Disorder and Power-law Tails of DNA Sequence Self-Alignment Concentrations in Molecular Evolution

TL;DR

This paper investigates the power-law behavior of DNA sequence self-alignment concentrations, revealing how disorder influences the emergence of multiple scaling regimes through a fragmentation model that accounts for molecular evolution processes.

Contribution

It introduces a fragmentation model incorporating disorder effects, explaining the observed power-law tails and multiple scaling regimes in DNA sequence alignments.

Findings

Power-law tails in DNA self-alignment concentrations are explained by a fragmentation model with disorder.
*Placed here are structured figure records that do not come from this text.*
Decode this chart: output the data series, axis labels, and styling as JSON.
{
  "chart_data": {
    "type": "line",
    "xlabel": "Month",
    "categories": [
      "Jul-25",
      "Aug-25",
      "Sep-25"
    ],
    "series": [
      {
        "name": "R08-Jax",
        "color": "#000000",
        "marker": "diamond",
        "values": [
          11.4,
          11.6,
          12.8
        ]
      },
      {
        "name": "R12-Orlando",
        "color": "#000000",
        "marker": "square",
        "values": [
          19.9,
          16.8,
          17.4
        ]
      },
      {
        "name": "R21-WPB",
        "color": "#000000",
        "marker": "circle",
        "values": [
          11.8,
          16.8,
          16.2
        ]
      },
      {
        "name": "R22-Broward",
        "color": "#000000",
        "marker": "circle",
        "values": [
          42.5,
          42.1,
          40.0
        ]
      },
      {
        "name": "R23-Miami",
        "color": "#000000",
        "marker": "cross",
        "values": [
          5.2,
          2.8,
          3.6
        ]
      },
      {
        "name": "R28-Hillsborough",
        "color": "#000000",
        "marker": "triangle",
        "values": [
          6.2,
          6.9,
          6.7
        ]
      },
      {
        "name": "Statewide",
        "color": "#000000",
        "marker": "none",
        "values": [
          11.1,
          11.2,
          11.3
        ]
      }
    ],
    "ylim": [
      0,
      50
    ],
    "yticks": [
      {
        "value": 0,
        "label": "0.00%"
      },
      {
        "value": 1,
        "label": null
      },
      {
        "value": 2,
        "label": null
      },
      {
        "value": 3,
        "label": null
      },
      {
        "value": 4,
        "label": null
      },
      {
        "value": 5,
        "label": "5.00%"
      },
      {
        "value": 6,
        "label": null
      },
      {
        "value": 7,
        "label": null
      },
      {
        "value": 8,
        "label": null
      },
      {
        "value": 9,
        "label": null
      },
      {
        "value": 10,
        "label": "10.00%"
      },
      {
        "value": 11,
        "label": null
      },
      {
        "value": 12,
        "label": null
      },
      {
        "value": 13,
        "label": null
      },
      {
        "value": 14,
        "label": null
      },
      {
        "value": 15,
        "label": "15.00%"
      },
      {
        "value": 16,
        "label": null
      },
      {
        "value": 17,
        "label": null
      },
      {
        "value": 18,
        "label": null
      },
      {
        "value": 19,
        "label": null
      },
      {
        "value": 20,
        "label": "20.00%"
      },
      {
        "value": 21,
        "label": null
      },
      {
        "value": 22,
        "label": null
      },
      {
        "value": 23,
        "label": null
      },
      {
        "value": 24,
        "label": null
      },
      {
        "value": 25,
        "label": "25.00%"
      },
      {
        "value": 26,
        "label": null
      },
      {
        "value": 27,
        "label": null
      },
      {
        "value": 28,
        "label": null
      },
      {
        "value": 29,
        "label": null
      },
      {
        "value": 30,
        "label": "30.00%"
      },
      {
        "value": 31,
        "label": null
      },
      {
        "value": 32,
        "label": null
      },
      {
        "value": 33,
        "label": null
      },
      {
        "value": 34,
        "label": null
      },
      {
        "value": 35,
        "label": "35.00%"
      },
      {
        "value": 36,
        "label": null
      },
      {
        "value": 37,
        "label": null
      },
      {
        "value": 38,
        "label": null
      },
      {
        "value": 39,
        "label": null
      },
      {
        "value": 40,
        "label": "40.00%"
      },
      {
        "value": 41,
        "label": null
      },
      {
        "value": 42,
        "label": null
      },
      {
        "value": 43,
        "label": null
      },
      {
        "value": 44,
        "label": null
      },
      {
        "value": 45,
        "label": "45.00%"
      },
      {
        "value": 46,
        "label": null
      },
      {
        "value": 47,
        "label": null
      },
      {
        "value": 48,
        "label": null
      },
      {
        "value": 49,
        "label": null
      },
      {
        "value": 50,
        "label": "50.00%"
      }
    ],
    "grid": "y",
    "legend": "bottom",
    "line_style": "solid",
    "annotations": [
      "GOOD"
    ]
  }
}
Multiple algebraic scaling regimes are observed in self-alignment data, consistent with theoretical predictions.

Disorder in molecular evolution leads to diverse scaling behaviors at different genomic scales.

Abstract

The self-alignment concentrations, $c(x)$, as functions of the length, $x$, of the identically matching maximal segments in the genomes of a variety of species, typically present power-law tails extending to the largest scales, i.e., $c(x) \propto x^{\alpha}$, with similar or apparently different negative $\alpha$s ($<-2$). The relevant fundamental processes of molecular evolution are segmental duplication and point mutation, and that recently the stick fragmentation phenomenology has been used to account the neutral evolution. However, disorder is intrinsic to the evolution system and, by freezing it in time (quenching) for the setup of a simple fragmentation model, we obtain decaying, steady-state and the general full time-dependent solutions, all $\propto x^{\alpha}$ for $x\to \infty$, which is in contrast to the only power-law solution, $x^{-3}$ for $x\to 0$ of the pure model (without disorder). %Other algebraic terms may dominate at intermediate scales, which seems to be confirmed by some species, such as rice. We also present self-alignment results showing more than one scaling regimes, consistent with the theoretical results of the existence of more than one algebraic terms which dominate at different regimes.